Der Tod ist in diesem Falle der Stier mit einer halben Tonne purer Muskelmasse, die direkt vor meinem Aussichtspunkt zum stehen kommt. Die blank polierten Hörner des Bullen blitzen im Sonnenlicht, sie sind lang wie der Unterarm von Hulk und so spitz, dass er damit Atomkerne spalten könnte. Zwei Männer hangeln sich zum Schutz auf einen Balkon, andere flüchten die Straße hinunter. Betrunkene locken den Stier mit roten T-Shirts in den Händen, dieser setzt zur Jagd auf seine Peiniger an und keine Sekunde später ist er meinem Blickfeld enteilt.

Um vielleicht noch mehr Einblicke erhaschen zu können, klettere ich vom Dach hinunter und durch die Eisenstangenabsperrung auf die Hauptstraße.
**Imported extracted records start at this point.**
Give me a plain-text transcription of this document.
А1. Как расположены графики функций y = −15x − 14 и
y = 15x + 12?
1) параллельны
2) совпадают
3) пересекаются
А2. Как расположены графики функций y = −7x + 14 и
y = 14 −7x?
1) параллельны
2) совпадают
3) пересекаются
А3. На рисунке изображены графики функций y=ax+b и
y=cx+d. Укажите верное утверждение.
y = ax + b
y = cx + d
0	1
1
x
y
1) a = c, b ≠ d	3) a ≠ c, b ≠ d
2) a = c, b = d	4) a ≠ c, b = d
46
Zusammen mit Einheimischen eile ich erwartungsvoll Richtung Stierkampfarena. Doch Lärm brandet auf, kurz darauf kommen uns schwer atmende Männer entgegen. Ich drücke mich an eine Hauswand, während die anderen Schutz hinter den Absperrungen zu einer Seitenstraße suchen.
Ganz klar, der Stier hat auf dem Weg zum Schafott eine Kehrtwendung vollzogen und hetzt nun die Hauptstraße zurück. Doch anstatt sofort zu flüchten, bin ich vom Anblick seiner majestätischen Anmut, von dem Spiel der Muskeln, seinem Todeskampf und dem Willen zu überleben so fasziniert, dass ich wie gelähmt bin. Der Koloss zieht mich magisch in seinen Bann und ist nur noch etwa 50 Meter entfernt. Menschen schreien, aber ihre Rufe dringen wie aus einem anderen Universum zu mir durch.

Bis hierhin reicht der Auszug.